Community Comment: Part 29 - Usage of normalized versus denormalized data storage is dependent on usage patterns

  • Normalized versus denormalized data
  • Data storage dependent on usage patterns
  • Denormalized data makes reads efficient
  • Normalized data makes writes efficient

The comments I provided in reaction to a community discussion thread.

CEO at Business Intelligence Product Firm:

After 100s of conversations with analytics engineers, I'm convinced the way we build data pipelines needs to change.

We need a simpler, lower-effort way to build our data models. That's why I'm suggesting NERD modeling – Narrow, Entity-focused, Relational, and DRY:

The four pillars of NERD modeling:

Narrow:
Data teams are finally realizing they have too many models.

Recent…pricing discussions have been a trigger point for people to trim down. But there's other reasons: larger data pipelines have more places to break, are less maintainable, and are harder to understand.

Keep data pipelines small by keeping them short. Minimize the number of models between the raw ingested data and the BI tool. If you have 5 steps to prepare and stage, you're probably doing it wrong.

Entity-focused:
Maxime Beauchemin recently introduced ECM (link below).

The Entity-Centric idea is brilliant. It means aggregating fact features up into the dimension tables. For eg. in your users table, you'd pre-calculate features such as 'logins_last_90_days.'

It's brilliant because:
(a) thinking about features by entity type is an intuitive way to consume data ('total five-star reviews by product'),
(b) this gives you a huge surface area to discover new insights. Every analytics project has inputs and outputs. What features drive which outcomes? Adding in entity features gives you a ton of new inputs to use.

You may have noticed this looks like Feature Engineering for machine learning. That's true. And since it works great for ML models, it's also very helpful for exploring data as a human.

But now – one area where NERD differs: it is…

Relational:
Lately everyone has been ditching facts/dims in favor of One Big Table (OBT). This makes sense if you haven't set up a semantic layer yet.

But as more people switch to semantic layers, it makes more sense to leave the final 'Consumption' tables as relational facts and dimensions. Then, your semantic layer prepares more manageable tables dynamically with the metrics you need.

There's several reasons to keep your consumption-level data in facts and dimensions. It keeps your data models small, narrow (see N), and composable. It's intuitively understandable (especially when the fact tables are all Entities – see E).

And perhaps most imporantly – relational data models are great because they're…

DRY!
Don't Repeat Yourself.

You never have just 1 One Big Table. You have dozens of them, with partially overlapping metrics. This is a recipe for chaos.

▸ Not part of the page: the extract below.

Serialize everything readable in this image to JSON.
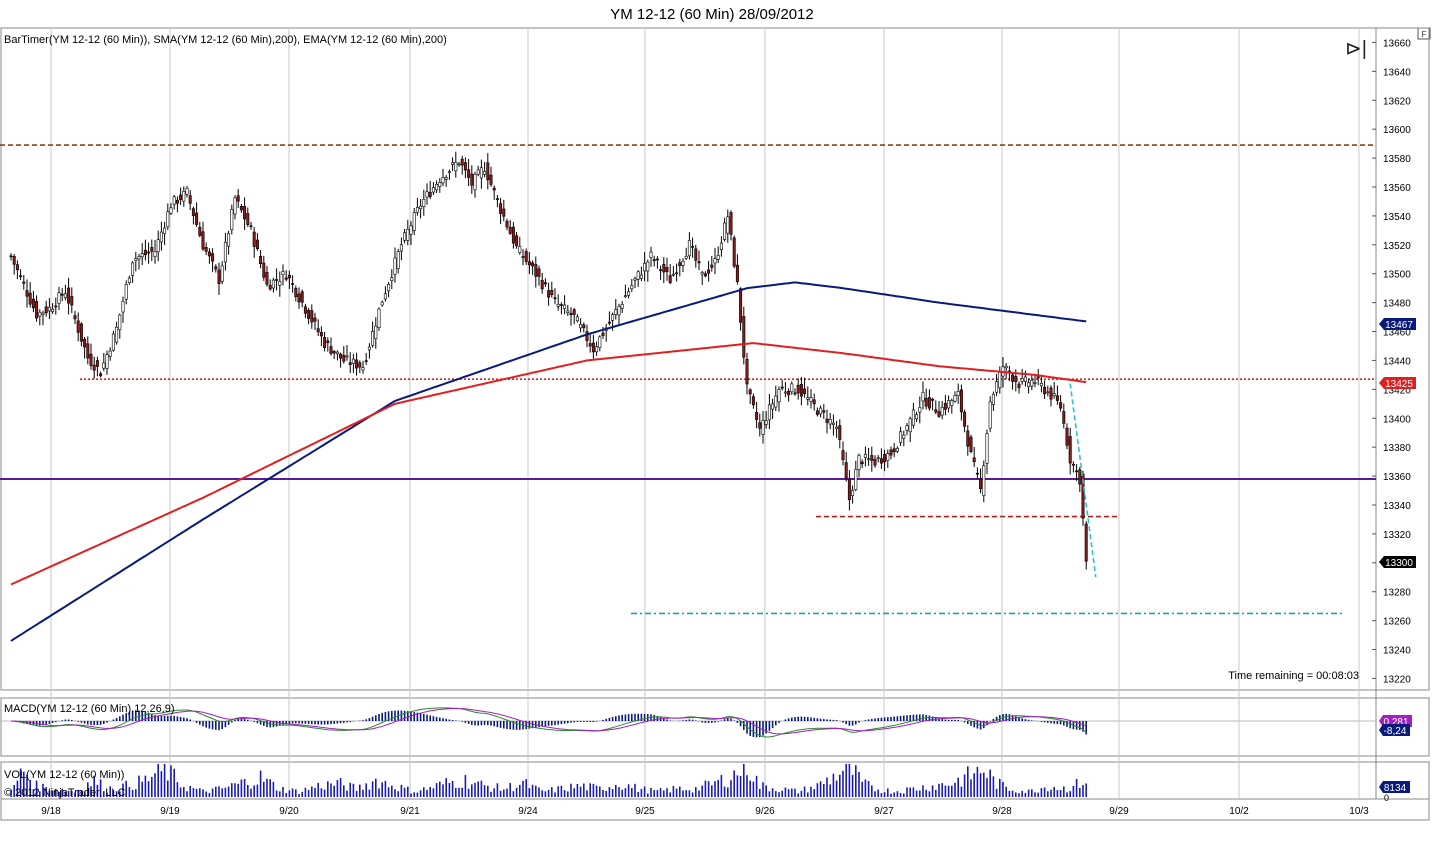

If your end users need to know churn, they don't know if they should use the users_behavior_new OBT, or the retention_calculation_v3 table. If you need to change your definition of churn, you'll do it repeatedly, in many poorly-referenced places.

By basing metrics directly off of the same fact table, you do it exactly once.

That's the NERD modeling philosophy. If people want a playbook on how to do it, lmk in comments and I'll write a blog post.

Gfesser:


The manner in which data is stored should be dependent on planned usage of that data. The concept of "one big table" is an old concept: it's called "denormalized" data. And in order to understand denormalized data, it helps to understand normalized data. I'm not sure I see these concepts explained here. When data is normalized, it essentially means there are no relationships within a given table beyond the one that exists between the key for that table and the rest of the columns. This makes writes efficient. However, when data is denormalized it essentially means that data that would otherwise be normalized across multiple tables is stored in one table, meaning that, yes, there are additional relationships in that combined table. This makes reads efficient. Why? Because data is pre-joined: read queries don't need to waste time joining tables together at the time of consumption: the work to do this has already been done beforehand. And this is why usage patterns matter. The data in this denormalized, one big table typically can't serve all needs: the manner in which this data has been combined has already taken into account what queries will be needed to run against it.

CEO at Business Intelligence Product Firm:

Erik Gfesser Thanks Erik and fun fact: I’d actually
considered using Normalized for the N because I agree it’s valuable.

My philosophy on this is that strict 3NF usually isn’t necessary and you can store low-cardinality items directly in a dimensional table. But normalized is definitely my preferrence.

Yep, you’ll absolutely need to do more dynamic joins with it (and some huge tables you may need to denormalize – eg events). But most of those joins are small and it unlocks a lot more flexibility/detail in the analytics.

And normalized is DRYer!

Gfesser:


One of the key takeaways for everyone reading this post: a "relational" table doesn't imply third normal form, because relational tables can exhibit any of several degrees of normalization. And yes, from another perspective one could instead choose to say several degrees of denormalization. All that "relational" means is that relationships exist: it doesn't say anything about the nature of these relationships.